In what must seem like recurring déjà vu for those following the privacy debate, the Report recommends the NSW Government introduce a statutory cause of action for serious invasions of privacy, following similar recommendations made by other legal bodies across Australia. The Report recommends adopting a model based on that proposed by the Australian Law Reform Commission (ALRC), in its 2014 Final Report into 'Serious Invasions of Privacy in the Digital Era' (see our earlier blog discussing the recommendations of that Report here).
The key recommendations presented to the NSW Government include:
A statutory cause of action for serious breaches of privacy
- introduction of a statutory cause of action based upon the model recommended by the ALRC in 2014;
- the incorporation of a fault element of intent, recklessness and negligence for governments and corporations; and a fault element of intent and recklessness for individuals; and
- the conferral of power on the NSW Civil and Administrative Tribunal to hear claims arising out of the statutory cause of action.

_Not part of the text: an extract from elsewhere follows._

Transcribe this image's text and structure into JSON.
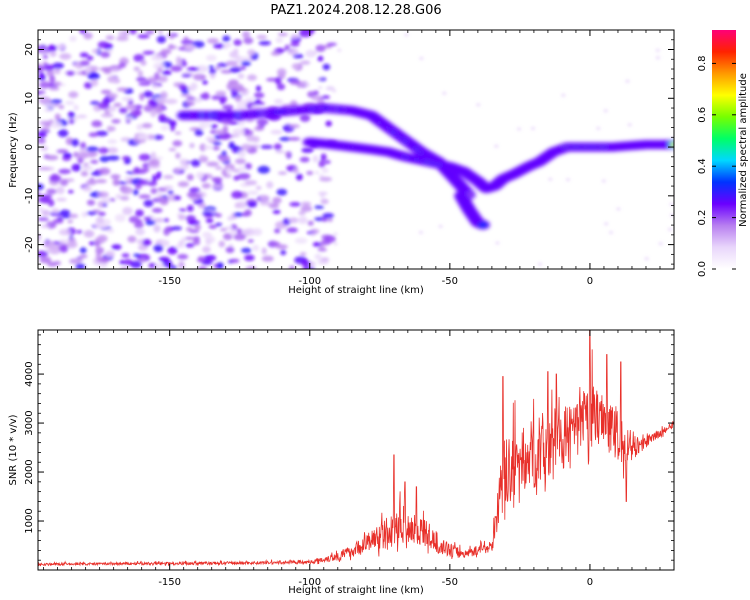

- the introduction of training for members of the NSW Police Force, to ensure officers understand and respond appropriately to incidents associated with 'technology-facilitated' stalking, abuse and harassment;
- an expansion of the scope of the NSW Privacy Commissioner's jurisdiction, including its ability to hear privacy disputes between individuals and to make determinations for non-financial forms of redress; and the
- NSW Government undertake a statutory review of the Crimes (Domestic and Personal Violence) Act 2007 to determine whether additional remedies may be appropriate to ensure the privacy of those seeking the protection of domestic violence orders.
Many participants in the inquiry expressed frustration at the lack of decisive action among legislators on this issue and will be hoping the NSW Government adopts these recommendations and ends the uncertainty surrounding privacy protections. However, NSW moving alone on this issue could lead to a patchwork of privacy laws across the country, creating further uncertainty and confusion for the many companies and businesses in the TMT sector who operate across borders.
The NSW Government is due to respond by 5 September 2016, leaving six months for the Baird Government to consider whether it will implement the recommendations. Should the recommendations be adopted, the Federal Government may face increased pressure to respond with its own legislation.